AUSTRALIA is poised to cash in on worldwide demand for rare earth elements in the wake of China's reported export restrictions on the highly prized commodities.
The nation's largest current processor of rare earths is the Lynas Corporation, which has just received a green light from the Malaysian government to begin cracking and leaching rare earths, said progress was being stalled by regulatory red tape.
"This is another significant milestone for Lynas," Lynas executive chairman Nicholas Curtis said of the breakthrough in Malaysia.
Until now Australia still did not have an actual producer of rare earth metals.
During the next three to four months Lynas Corporation's extraction units and production will continue to ramp up.
He said following Malaysia announcement the company's shares rose 14 per cent. Rare earth companies' share prices also rose worldwide.
He said within three to four years Australia should have several rare earth mines in operation and would be a major player on the world stage.
"The Toongi prospect for instance is a site in the central west [near Dubbo] is potentially a world-class source of rare earth elements," he said.
"China has dominated the world in terms of supply and demand of rare earth elements but Australia now has the opportunity to dominate international trade of certain rare earth metals, including yttrium, europium, terbium and dysprosium.
"These metals are highly prized for their use in low weight-high power magnets that are required for electric vehicles and wind turbines, along with europium, also supplying our much loved high-definition screens, LED lighting, computer hard-discs, CAT scanners.

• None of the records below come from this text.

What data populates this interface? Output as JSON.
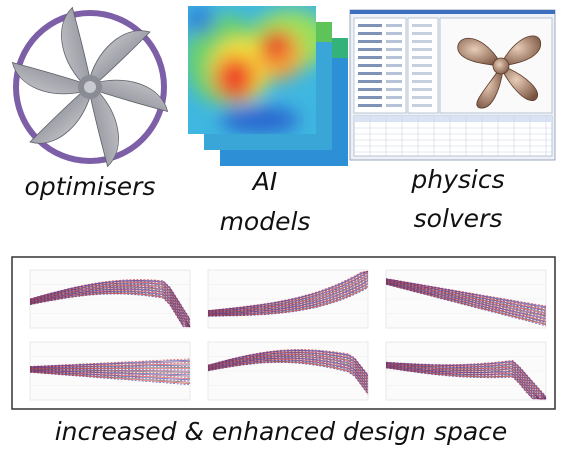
{
  "items": [
    {
      "lines": [
        "optimisers"
      ]
    },
    {
      "lines": [
        "AI",
        "models"
      ]
    },
    {
      "lines": [
        "physics",
        "solvers"
      ]
    }
  ],
  "caption": "increased & enhanced design space"
}
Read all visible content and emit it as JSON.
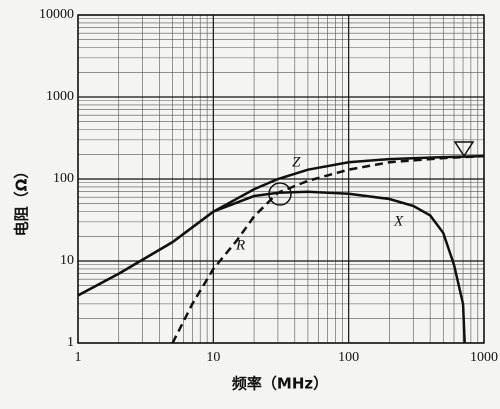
{
  "chart_data": {
    "type": "line",
    "x_label": "频率（MHz）",
    "y_label": "电阻（Ω）",
    "xscale": "log",
    "yscale": "log",
    "grid": true,
    "xlim": [
      1,
      1000
    ],
    "ylim": [
      1,
      10000
    ],
    "xticks": [
      1,
      10,
      100,
      1000
    ],
    "yticks": [
      1,
      10,
      100,
      1000,
      10000
    ],
    "series": [
      {
        "name": "Z",
        "color": "#111111",
        "dashed": false,
        "x": [
          1,
          2,
          5,
          10,
          20,
          30,
          50,
          100,
          200,
          500,
          1000
        ],
        "values": [
          3.8,
          7,
          17,
          40,
          75,
          100,
          130,
          160,
          175,
          185,
          190
        ]
      },
      {
        "name": "X",
        "color": "#111111",
        "dashed": false,
        "x": [
          1,
          2,
          5,
          10,
          20,
          30,
          50,
          100,
          200,
          300,
          400,
          500,
          600,
          700,
          720
        ],
        "values": [
          3.8,
          7,
          17,
          40,
          62,
          68,
          70,
          66,
          57,
          47,
          36,
          22,
          9,
          3,
          1
        ]
      },
      {
        "name": "R",
        "color": "#111111",
        "dashed": true,
        "x": [
          5,
          7,
          10,
          15,
          20,
          30,
          50,
          100,
          200,
          500,
          1000
        ],
        "values": [
          1,
          3,
          8,
          18,
          35,
          68,
          95,
          130,
          160,
          180,
          190
        ]
      }
    ]
  }
}
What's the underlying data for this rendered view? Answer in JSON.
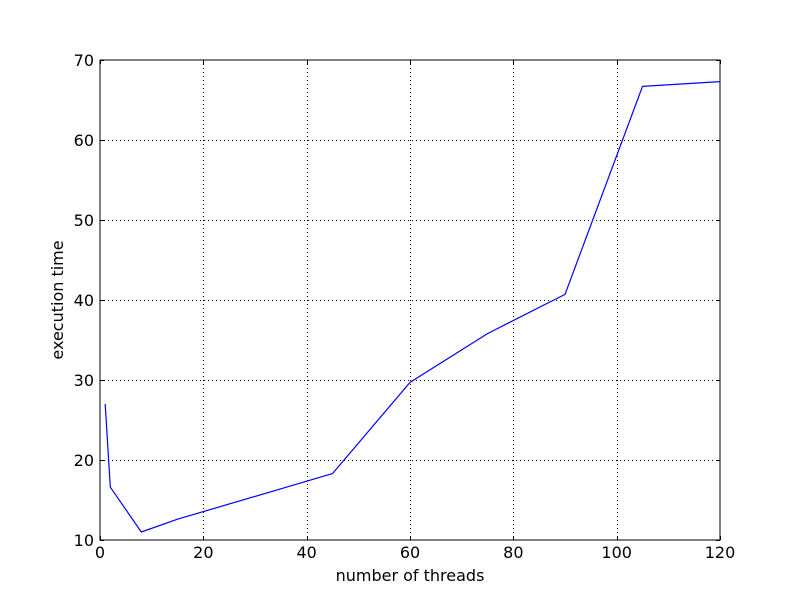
{
  "chart_data": {
    "type": "line",
    "title": "",
    "xlabel": "number of threads",
    "ylabel": "execution time",
    "xlim": [
      0,
      120
    ],
    "ylim": [
      10,
      70
    ],
    "xticks": [
      0,
      20,
      40,
      60,
      80,
      100,
      120
    ],
    "yticks": [
      10,
      20,
      30,
      40,
      50,
      60,
      70
    ],
    "grid": true,
    "grid_style": "dotted",
    "series": [
      {
        "color": "#0000ff",
        "x": [
          1,
          2,
          8,
          15,
          45,
          60,
          75,
          90,
          105,
          120
        ],
        "y": [
          27.0,
          16.6,
          11.0,
          12.6,
          18.3,
          29.7,
          35.8,
          40.7,
          66.7,
          67.3
        ]
      }
    ]
  }
}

"They've been nominated by the US Department of Energy as being critical to the global green energy future but they are in short supply around the world.
"Australia is just beginning to tap its rare earth resources and the prospects for growth in this sector are extremely promising.
"At present it's estimated to hold 6 per cent of the world's rare earths but according to CSIRO this is not the full story."
He said several other Australian rare earth exploration companies were waiting to get under way with their production; Arafura Resources (ARU) was one with a major project in late stages of its development.
It has a mine life expectancy of more than 20 years with yearly production capacity of 20,000 tonnes of rare earth elements, along with phosphate, uranium and gypsum.
Other exploration companies waiting to get under way with production are Peak Resources (PEK), Hastings Rare Metals (Ltd) and Victory Metals.